Extraño el perfume, el olor a limpio. En navidad nos regalan donaciones del Avón, cremas para la piel; a mí siempre me dicen que huelo rico.

Soy muy de escribir todo lo que vivo aquí, todo lo que siento, lo que hago en el día, mis planes a futuro. Mi mamá cuando viene se lleva los escritos. Le digo que no los lea, que nomás los deje en mi cuarto, pero yo creo que sí las lee porque me dice que me hará un libro cuando salga de la cárcel.

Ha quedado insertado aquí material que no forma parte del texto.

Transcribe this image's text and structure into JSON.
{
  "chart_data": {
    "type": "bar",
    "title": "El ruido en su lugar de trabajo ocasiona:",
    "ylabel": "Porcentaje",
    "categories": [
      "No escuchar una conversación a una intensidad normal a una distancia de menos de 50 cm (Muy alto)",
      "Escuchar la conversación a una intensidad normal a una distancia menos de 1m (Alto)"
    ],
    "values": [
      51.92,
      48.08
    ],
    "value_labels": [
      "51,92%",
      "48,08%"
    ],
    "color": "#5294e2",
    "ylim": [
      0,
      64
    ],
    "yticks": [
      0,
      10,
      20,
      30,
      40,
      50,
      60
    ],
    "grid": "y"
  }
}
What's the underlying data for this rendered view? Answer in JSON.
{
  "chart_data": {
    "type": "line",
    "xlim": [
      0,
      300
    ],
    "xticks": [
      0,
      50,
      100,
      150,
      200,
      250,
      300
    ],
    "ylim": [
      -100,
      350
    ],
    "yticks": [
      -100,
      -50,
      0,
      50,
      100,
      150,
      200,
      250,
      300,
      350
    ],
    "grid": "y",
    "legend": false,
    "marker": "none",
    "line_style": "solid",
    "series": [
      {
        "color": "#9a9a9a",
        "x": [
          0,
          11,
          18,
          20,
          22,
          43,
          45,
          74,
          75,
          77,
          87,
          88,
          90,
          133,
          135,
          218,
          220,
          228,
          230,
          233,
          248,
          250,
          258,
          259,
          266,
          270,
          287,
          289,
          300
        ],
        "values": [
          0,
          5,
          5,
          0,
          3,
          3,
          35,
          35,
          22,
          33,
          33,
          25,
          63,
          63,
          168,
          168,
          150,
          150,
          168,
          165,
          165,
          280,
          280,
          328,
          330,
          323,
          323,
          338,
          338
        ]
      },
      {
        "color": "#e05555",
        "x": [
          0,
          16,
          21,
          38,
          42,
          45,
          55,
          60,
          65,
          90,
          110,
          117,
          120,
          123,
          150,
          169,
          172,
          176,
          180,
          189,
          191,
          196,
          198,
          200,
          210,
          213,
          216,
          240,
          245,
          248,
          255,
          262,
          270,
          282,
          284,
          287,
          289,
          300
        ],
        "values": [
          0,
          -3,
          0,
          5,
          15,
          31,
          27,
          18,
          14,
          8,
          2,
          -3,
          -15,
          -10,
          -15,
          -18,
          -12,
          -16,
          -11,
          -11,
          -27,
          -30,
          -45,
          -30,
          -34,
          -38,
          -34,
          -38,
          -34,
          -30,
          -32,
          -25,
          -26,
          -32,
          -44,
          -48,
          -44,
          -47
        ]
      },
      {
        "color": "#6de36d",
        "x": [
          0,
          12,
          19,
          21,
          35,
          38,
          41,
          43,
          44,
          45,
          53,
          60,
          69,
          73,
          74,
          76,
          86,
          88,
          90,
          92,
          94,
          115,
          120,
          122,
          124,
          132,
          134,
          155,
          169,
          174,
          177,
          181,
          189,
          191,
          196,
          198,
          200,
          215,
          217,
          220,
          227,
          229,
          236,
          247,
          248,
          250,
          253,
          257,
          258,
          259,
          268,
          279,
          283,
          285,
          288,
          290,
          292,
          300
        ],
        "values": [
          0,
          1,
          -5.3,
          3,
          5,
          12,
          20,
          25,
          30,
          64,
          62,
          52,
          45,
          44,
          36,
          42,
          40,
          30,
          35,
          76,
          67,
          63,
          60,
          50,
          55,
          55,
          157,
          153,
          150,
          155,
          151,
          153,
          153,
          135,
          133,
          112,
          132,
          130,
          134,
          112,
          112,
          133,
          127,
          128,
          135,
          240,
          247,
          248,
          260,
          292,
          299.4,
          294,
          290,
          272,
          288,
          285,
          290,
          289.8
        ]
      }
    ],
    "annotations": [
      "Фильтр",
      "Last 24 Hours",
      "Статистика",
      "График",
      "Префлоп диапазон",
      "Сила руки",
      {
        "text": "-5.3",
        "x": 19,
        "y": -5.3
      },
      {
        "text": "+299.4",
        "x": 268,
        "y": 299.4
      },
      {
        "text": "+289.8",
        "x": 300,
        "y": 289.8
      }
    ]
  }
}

Mi familia sigue en Monterrey. Mi mamá y mi hija me visitan dos veces al año.

***

Antes de despedirme, Cecilia me entrega un micro relato que escribió la noche anterior. "El tema es la violencia visto desde una niña", me explica. Me acomodo en el asiento del automóvil que estacioné en un centro comercial junto al penal. Prendo el auto y en lugar de meter cambio a la transmisión desdoblo la hoja y leo:

"Esta era una niña que iba caminando por la calle rumbo a su casa y un señor en un coche le habló para enseñarle un gatito. Inocentemente se acercó la niña cuando la subió al coche y la secuestró. Llevándosela a su casa y teniéndola secuestrada en el sótano: torturándola y golpeándola. Así pasaron diez años, la niña creció y un día cuando él entro, lo golpeó y regreso a casa. Dios te bendiga y perdone todo el mal que has hecho en tu vida".